Сквозь щели в деревянной крышке Коррадино увидел лицо учителя. Тот закрыл ящик.
— Au revoir, petit.[41]
Коррадино понравились эти слова. Он любил учителя и для своего возраста отлично говорил по-французски. Если бы месье Луази думал, что больше его не увидит, то сказал бы «adieu». Значит, они еще встретятся.
Коррадино устроился в объятиях матери и снова ощутил запах ванили. Он почувствовал, что ящик подняли, потом тот закачался, как на волнах, и мальчик вскоре уснул.
Коррадино проснулся от острой боли в боку. Тяжелый толчок подсказал ему, что они причалили. Крышка поднялась. Коррадино выбрался наружу, взъерошенный и пропахший рыбой. Невольно заморгал под ранним утренним солнцем, оглянулся по сторонам. Вдоль канала выстроился ряд красных домов. На другом берегу поднимались далекие шпили Сан-Марко. С такого расстояния Венецию он еще не видел. Вода в лагуне — точно пестрое серебро, точно рыбья чешуя. Запах рыбы по-прежнему щекотал ноздри. Дядья Азоло и Уголино расплатились с лодочником. У дяди Уголино был больной вид. Возможно, ему плохо от запаха рыбы, подумал Коррадино. Он почувствовал еще один запах, резкий, вяжущий, горячий.
— Где мы? — спросил он у матери.
— На Мурано, — сказала она. — Там, где делают стекло.
И тогда он вспомнил. Сунул руку под куртку и понял, отчего ему стало больно в лодке. Он вытащил осколки стеклянной лошадки.
Коррадино казалось, что он живет в нем несколько лет, хотя и понимал, что прошло всего два дня. Дом был крошечный, беленая хибарка, всего из двух этажей и четырех комнат. Не то, к чему привык маленький принц. За два дня Коррадино поумнел. Многое узнал. Что-то ему рассказали, до чего-то он додумался сам.
Несмотря на любовь месье Луази к своей родине, Коррадино мало знал о Франции. Ехать ему туда совсем не хотелось.
Дни шли, и стало немного спокойнее. Легендарное любопытство Коррадино дало о себе знать.
На третий день Коррадино дождался, пока мать займется туалетом, и снял засов с шаткой деревянной двери. Оказавшись в переулке, он направился к каналу. Ему хотелось посмотреть на лодки и пошвырять камнями в чаек, но вскоре он почувствовал запах, тот, что ощутил в первый день. Мальчик шел на запах до тех пор, пока не увидел большое красное здание, глядящее на лагуну.
Из ведущих в здание шлюзных ворот вырывался пар. На пороге стоял мужчина примерно того же возраста, что и отец Коррадино. Мужчина был в одних штанах, без рубашки, на обеих его руках красовались широкие кожаные браслеты. Он держал длинный шест, на конце которого горело что-то вроде угля. Мужчина подмигнул Коррадино.
— Buon giorno.
Коррадино не знал, следует ли ему говорить с этим человеком, ведь он был всего лишь ремесленником, но ему понравились веселые глаза мужчины.

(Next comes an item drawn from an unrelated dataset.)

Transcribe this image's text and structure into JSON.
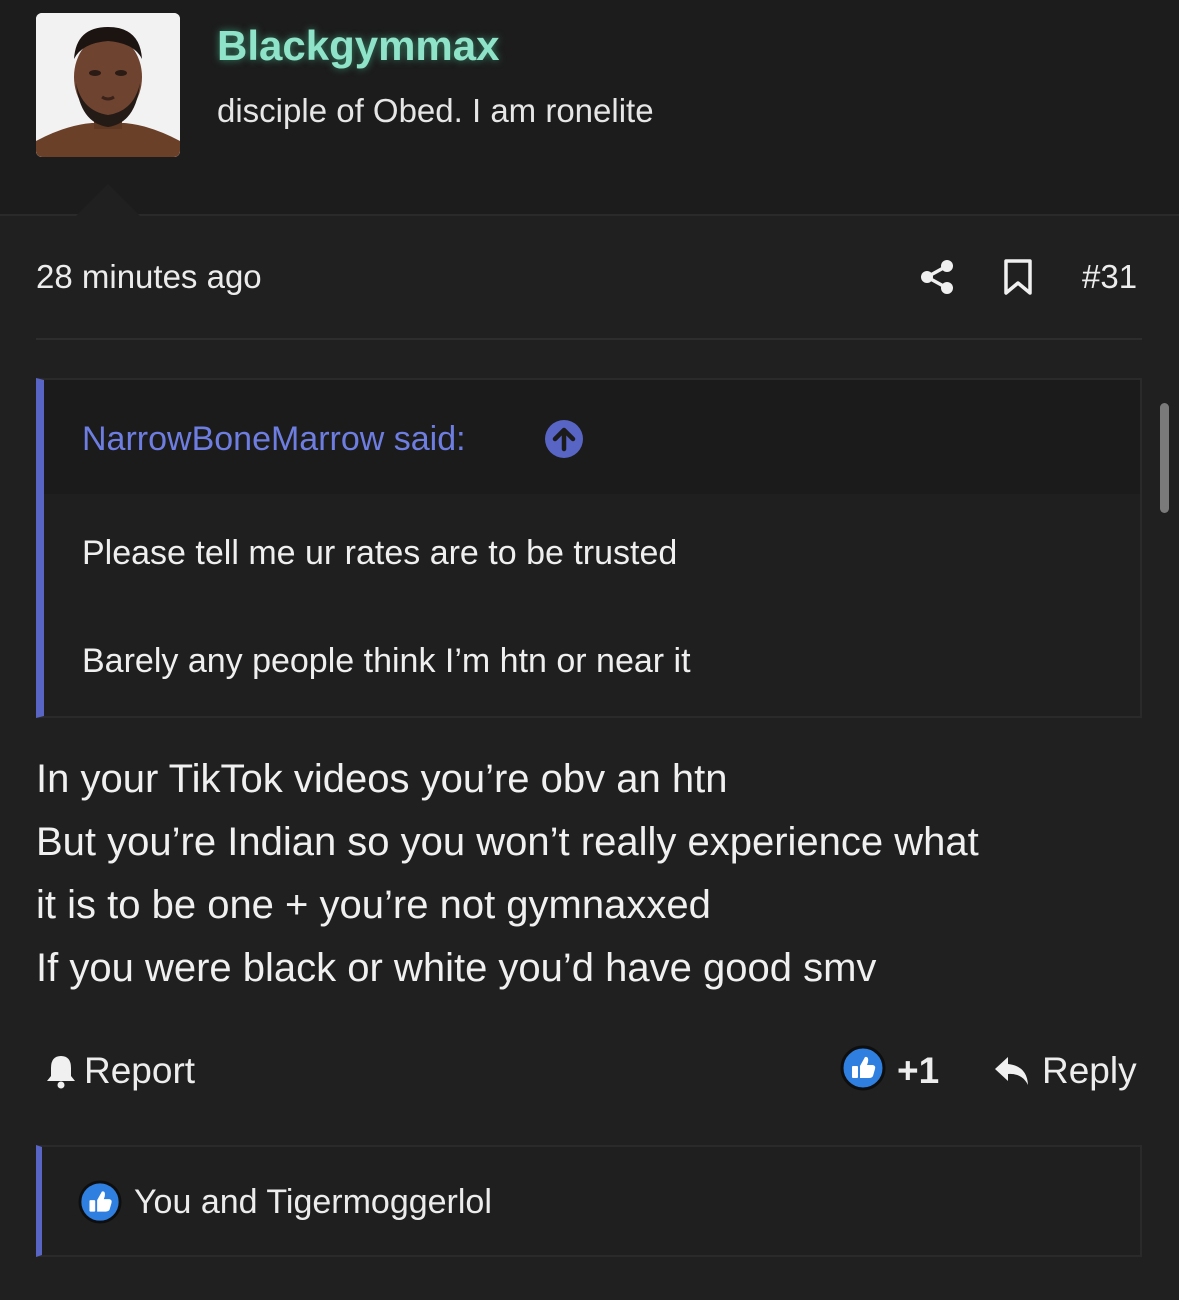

Коррадино поклонился, как его учили.
— Piacere.[42]
Мужчина рассмеялся.
— А-а, un Signorino.
Коррадино понял, что над ним посмеиваются, и подумал, что ему нужно уйти, высоко подняв голову. Однако любопытство взяло верх: ему страшно хотелось узнать, что делает этот человек. Он указал на уголь.
— Что это?
— Это стекло, ваше величество.
Коррадино заметил иронию, впрочем, слова прозвучали по-доброму.
— Но ведь стекло твердое.
— Да, когда вырастет. А когда рождается, выглядит так, как сейчас.
Мужчина сунул палку в воду, и раздалось громкое шипение. Когда он ее вытащил, стекло оказалось белым и чистым. Коррадино наблюдал с большим интересом.
— У меня была стеклянная лошадка, — вспомнил он.
Мужчина поднял глаза.
— А сейчас ее больше нет?
Коррадино вдруг захотелось заплакать. Стеклянная лошадка была для него единственным напоминанием об утраченном доме, о Венеции, о старой жизни.
— Она разбилась, — произнес он дрогнувшим голосом.
Глаза мужчины смягчились.
— Пойдем со мной.
Он протянул руку. Коррадино колебался.